This week, we already covered the newest ASX ETF from Betashares. Another new fund is joining the party.
Global X announced the newest fund – The Global X S&P Australia GARP ETF.
It will operate under the ticker ASX:GRPA.
Now, first things first. It's important not to confuse this fund with the already available Global X S&P World Ex Australia Garp ETF (ASX: GARP).
Essentially, this fund has a similar strategy, but instead is focused on Australian holdings rather than international.
What is GARP?
Growth at a Reasonable Price (GARP) is an investment strategy that blends the strengths of growth and value investing in a disciplined, rules-based way, and one that has resonated strongly with Australian investors.
According to Global X, GRPA brings the globally proven GARP approach to Australia to provide a smarter approach to domestic equity allocation.
The investment strategy balances earnings and sales growth with valuation discipline and quality filters, a methodology that enables investors to blend the best of both worlds without having to decide between growth or value alone or deal with active factor rotation.
By applying the GARP framework to the Australian market, investors have the potential to outperform the broader Australian share market, with the underlying index strategy outperforming the broader market ~98% of the time in rolling 10-year period horizons.

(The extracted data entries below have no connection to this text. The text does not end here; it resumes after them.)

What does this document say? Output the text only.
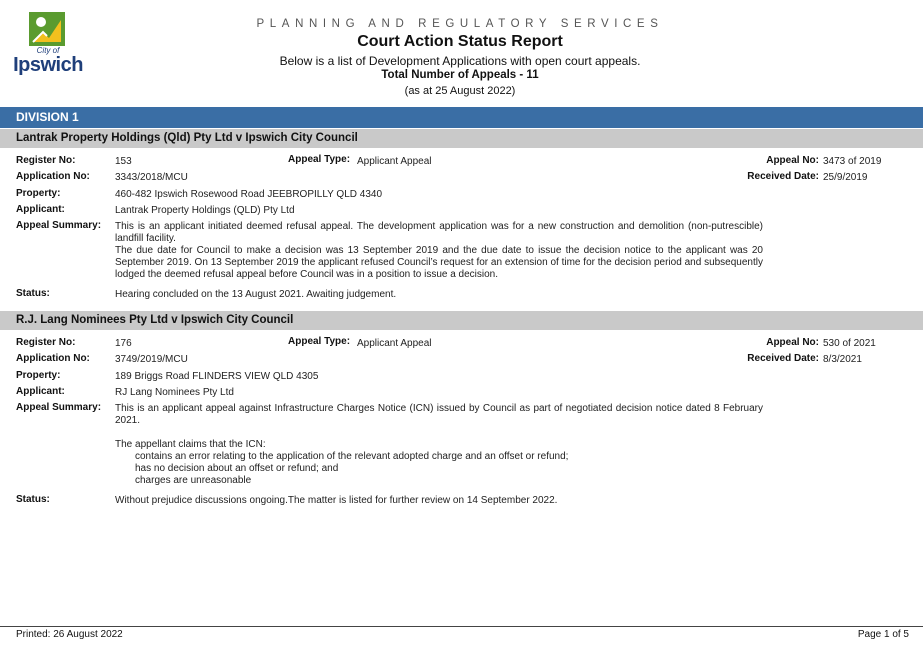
City of
Ipswich
PLANNING AND REGULATORY SERVICES
Court Action Status Report
Below is a list of Development Applications with open court appeals.
Total Number of Appeals - 11
(as at 25 August 2022)
DIVISION 1
Lantrak Property Holdings (Qld) Pty Ltd v Ipswich City Council
Register No:	153	Appeal Type: Applicant Appeal	Appeal No: 3473 of 2019
Application No:	3343/2018/MCU	Received Date: 25/9/2019
Property:	460-482 Ipswich Rosewood Road JEEBROPILLY QLD 4340
Applicant:	Lantrak Property Holdings (QLD) Pty Ltd
Appeal Summary: This is an applicant initiated deemed refusal appeal. The development application was for a new construction and demolition (non-putrescible) landfill facility.

The due date for Council to make a decision was 13 September 2019 and the due date to issue the decision notice to the applicant was 20 September 2019. On 13 September 2019 the applicant refused Council’s request for an extension of time for the decision period and subsequently lodged the deemed refusal appeal before Council was in a position to issue a decision.

Status:	Hearing concluded on the 13 August 2021. Awaiting judgement.
R.J. Lang Nominees Pty Ltd v Ipswich City Council
Register No:	176	Appeal Type: Applicant Appeal	Appeal No: 530 of 2021
Application No:	3749/2019/MCU	Received Date: 8/3/2021
Property:	189 Briggs Road FLINDERS VIEW QLD 4305
Applicant:	RJ Lang Nominees Pty Ltd
Appeal Summary: This is an applicant appeal against Infrastructure Charges Notice (ICN) issued by Council as part of negotiated decision notice dated 8 February 2021.

The appellant claims that the ICN:

contains an error relating to the application of the relevant adopted charge and an offset or refund;
has no decision about an offset or refund; and
charges are unreasonable
Status:	Without prejudice discussions ongoing.The matter is listed for further review on 14 September 2022.
Printed: 26 August 2022	Page 1 of 5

What makes up this new ASX ETF?
According to the ETF provider, the S&P/ASX 200 GARP Index is designed to provide investors with exposure to Australian companies with strong earnings growth, solid financial strength, and trading at reasonable valuations.

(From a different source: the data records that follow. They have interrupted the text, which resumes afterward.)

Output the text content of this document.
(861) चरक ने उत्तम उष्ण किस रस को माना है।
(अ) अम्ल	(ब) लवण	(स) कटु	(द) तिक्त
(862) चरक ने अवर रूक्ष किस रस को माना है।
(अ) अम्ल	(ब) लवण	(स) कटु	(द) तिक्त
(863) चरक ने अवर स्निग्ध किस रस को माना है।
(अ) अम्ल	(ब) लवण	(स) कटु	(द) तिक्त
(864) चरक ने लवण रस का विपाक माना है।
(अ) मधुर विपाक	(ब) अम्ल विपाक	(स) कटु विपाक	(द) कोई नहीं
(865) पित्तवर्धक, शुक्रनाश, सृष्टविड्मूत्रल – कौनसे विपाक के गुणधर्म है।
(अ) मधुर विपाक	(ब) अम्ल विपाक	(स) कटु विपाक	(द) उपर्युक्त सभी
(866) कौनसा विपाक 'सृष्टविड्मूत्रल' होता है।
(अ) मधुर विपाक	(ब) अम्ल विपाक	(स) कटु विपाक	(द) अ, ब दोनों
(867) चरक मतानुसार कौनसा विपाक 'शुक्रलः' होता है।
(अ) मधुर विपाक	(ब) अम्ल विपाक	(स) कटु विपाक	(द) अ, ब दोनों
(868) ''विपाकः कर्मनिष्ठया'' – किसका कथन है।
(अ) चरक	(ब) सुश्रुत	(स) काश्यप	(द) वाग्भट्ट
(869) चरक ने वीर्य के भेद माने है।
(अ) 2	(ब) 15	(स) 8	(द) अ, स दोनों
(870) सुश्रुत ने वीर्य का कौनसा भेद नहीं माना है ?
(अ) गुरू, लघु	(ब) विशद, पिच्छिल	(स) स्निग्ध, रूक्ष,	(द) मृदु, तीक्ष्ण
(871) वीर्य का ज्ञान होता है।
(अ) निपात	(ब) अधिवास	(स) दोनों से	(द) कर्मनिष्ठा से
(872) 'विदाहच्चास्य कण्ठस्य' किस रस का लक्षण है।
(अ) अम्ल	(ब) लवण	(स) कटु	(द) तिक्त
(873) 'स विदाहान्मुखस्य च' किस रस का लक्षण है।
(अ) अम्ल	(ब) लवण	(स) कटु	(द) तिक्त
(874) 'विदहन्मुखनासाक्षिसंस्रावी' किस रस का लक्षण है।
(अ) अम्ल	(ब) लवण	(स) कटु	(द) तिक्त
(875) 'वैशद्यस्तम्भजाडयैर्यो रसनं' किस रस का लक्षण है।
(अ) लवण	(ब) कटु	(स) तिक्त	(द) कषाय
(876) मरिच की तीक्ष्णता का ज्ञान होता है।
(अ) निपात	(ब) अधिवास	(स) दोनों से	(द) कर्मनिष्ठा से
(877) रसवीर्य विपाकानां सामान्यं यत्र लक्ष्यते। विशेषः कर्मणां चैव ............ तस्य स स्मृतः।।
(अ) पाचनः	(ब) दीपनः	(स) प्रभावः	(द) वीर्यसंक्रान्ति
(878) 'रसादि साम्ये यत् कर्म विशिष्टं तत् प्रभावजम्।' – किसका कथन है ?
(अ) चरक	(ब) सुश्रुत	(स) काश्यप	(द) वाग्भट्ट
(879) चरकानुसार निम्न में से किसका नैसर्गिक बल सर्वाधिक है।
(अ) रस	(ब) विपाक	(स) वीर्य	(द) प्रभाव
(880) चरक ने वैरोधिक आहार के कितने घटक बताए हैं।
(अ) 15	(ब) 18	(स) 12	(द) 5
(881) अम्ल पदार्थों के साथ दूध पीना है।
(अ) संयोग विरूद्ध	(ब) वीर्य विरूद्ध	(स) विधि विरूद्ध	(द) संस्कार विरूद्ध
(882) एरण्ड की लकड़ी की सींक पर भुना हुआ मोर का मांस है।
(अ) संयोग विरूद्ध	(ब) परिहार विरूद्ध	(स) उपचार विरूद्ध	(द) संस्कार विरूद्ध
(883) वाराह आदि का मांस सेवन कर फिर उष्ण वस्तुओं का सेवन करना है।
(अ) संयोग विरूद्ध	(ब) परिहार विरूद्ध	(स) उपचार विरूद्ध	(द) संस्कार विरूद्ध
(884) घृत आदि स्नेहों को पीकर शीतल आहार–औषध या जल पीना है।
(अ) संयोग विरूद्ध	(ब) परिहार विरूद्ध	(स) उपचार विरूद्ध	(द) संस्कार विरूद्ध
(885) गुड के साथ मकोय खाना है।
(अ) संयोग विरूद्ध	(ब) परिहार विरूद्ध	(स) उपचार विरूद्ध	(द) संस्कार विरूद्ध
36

This involves using factors to filter companies based on:
- Growth – 3-year sales per share growth and earnings per share growth
- Value – earnings to price ratio (i.e. another way of calculating the price to earnings [PE] ratio)
- Quality – financial leverage (i.e. debt levels) and return on equity (ROE)
By sector, its largest exposure is to:
- Materials (29.8%)
- Consumer Discretionary (18.3%)
- Industrials (14.7%)
- Energy (11.6%)
By company:
- BHP Group Ltd (ASX: BHP) (10.4%)
- Wesfarmers Ltd (ASX: WES) (9.3%)
- Woodside Energy Group Ltd (ASX: WDS) (7.6%)
- Rio Tinto Ltd (ASX: RIO) (6.9)
- Qantas Airways Ltd (ASX: QAN) (5.9%)
It comes with a management fee of 0.25%.
Foolish Takeaway
Having covered a few of the new ASX ETFs to join the market over the last 6-12 months, I think there is a common trend.
ASX providers and perhaps investors are no longer satisfied with ASX ETFs that simply track an index like the S&P/ASX 200 Index (ASX: XJO) or S&P 500 Index (SP: .INX).
It seems the newer funds are taking these benchmarks and using more complex strategies to offer returns that can beat these indexes.
However, it's worth noting these more actively managed funds can come with higher fees (which makes sense).